Netflix Cuts Streaming Bit Rates In Europe To Ease Internet Overload

In response to urging from a European Union official, Netflix has agreed to reduce its streaming bit rates across Europe for 30 days. 

The move — using technology to ensure that standard-definition rather than high-definition transmission is employed as much as possible — is meant to help reduce the already serious strain on internet networks around the world (as reported by The New York Times), as huge numbers of people are now working, as well as consuming news and entertainment, from home. 



The streaming service’s decision came out of discussions between Netfix CEO Reed Hastings and EU Commissioner for Internal Market Thierry Breton.

Following the discussions, “and given the extraordinary challenges raised by the coronavirus, Netflix has decided to begin reducing bit rates across all our streams in Europe for 30 days,” the company said in a statement sent to press. “We estimate that this will reduce Netflix traffic on European networks by around 25% while also ensuring a good quality service for our members.”

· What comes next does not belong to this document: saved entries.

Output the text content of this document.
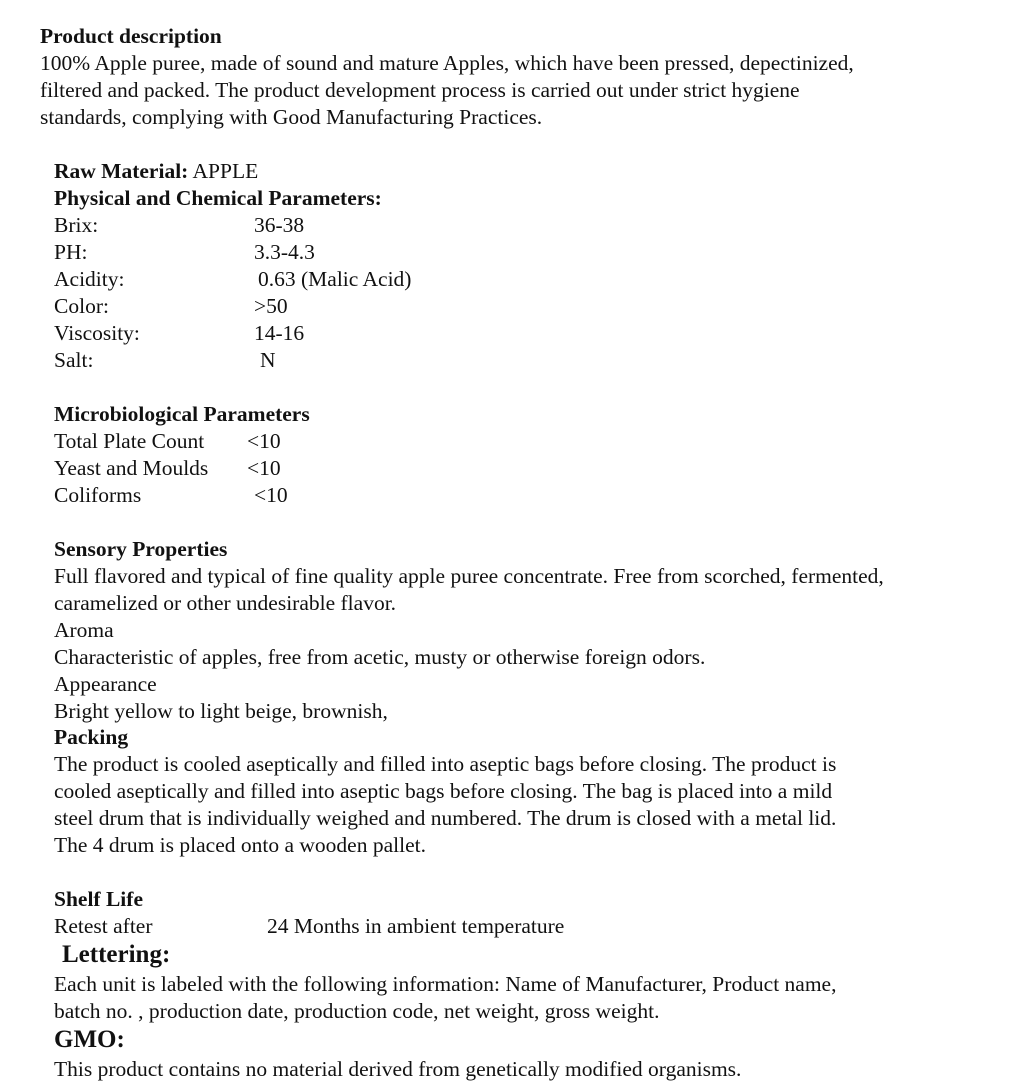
Product description
100% Apple puree, made of sound and mature Apples, which have been pressed, depectinized,
filtered and packed. The product development process is carried out under strict hygiene
standards, complying with Good Manufacturing Practices.
Raw Material: APPLE
Physical and Chemical Parameters:
Brix:	36-38
PH:	3.3-4.3
Acidity:	0.63 (Malic Acid)
Color:	>50
Viscosity:	14-16
Salt:	N
Microbiological Parameters
Total Plate Count <10
Yeast and Moulds <10
Coliforms	<10
Sensory Properties
Full flavored and typical of fine quality apple puree concentrate. Free from scorched, fermented,
caramelized or other undesirable flavor.
Aroma
Characteristic of apples, free from acetic, musty or otherwise foreign odors.
Appearance
Bright yellow to light beige, brownish,
Packing
The product is cooled aseptically and filled into aseptic bags before closing. The product is
cooled aseptically and filled into aseptic bags before closing. The bag is placed into a mild
steel drum that is individually weighed and numbered. The drum is closed with a metal lid.
The 4 drum is placed onto a wooden pallet.
Shelf Life
Retest after	24 Months in ambient temperature
Lettering:
Each unit is labeled with the following information: Name of Manufacturer, Product name,
batch no. , production date, production code, net weight, gross weight.
GMO:
This product contains no material derived from genetically modified organisms.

According to Netflix, “streaming TV shows or movies on its service uses about 1 gigabyte of data per hour for each stream of standard-definition video, compared with up to 3 GB per hour for each stream of HD video,” reports Variety.

Netflix has for years now already been using “an adaptive streaming tool that automatically adjusts the quality of streaming video based on accessible bandwidth,” explains The Verge. The company, “which partners with internet service providers around the world on network management, will determine what quality of stream is best for the viewer in an effort to ensure buffering doesn’t occur. If bandwidth is low, videos will automatically stream at a lower resolution. But if everyone is running at higher speeds and trying to share those pipes, don’t expect HD or 4K streaming.”

At least for the present, Netflix’s accelerated bandwidth reduction efforts apply only in Europe.

Netflix reported 51.8 million paid subscribers in the EMEA region as of the end of last year (it doesn’t break out Europe) — representing nearly a third (31%) of its total global paid subscribers.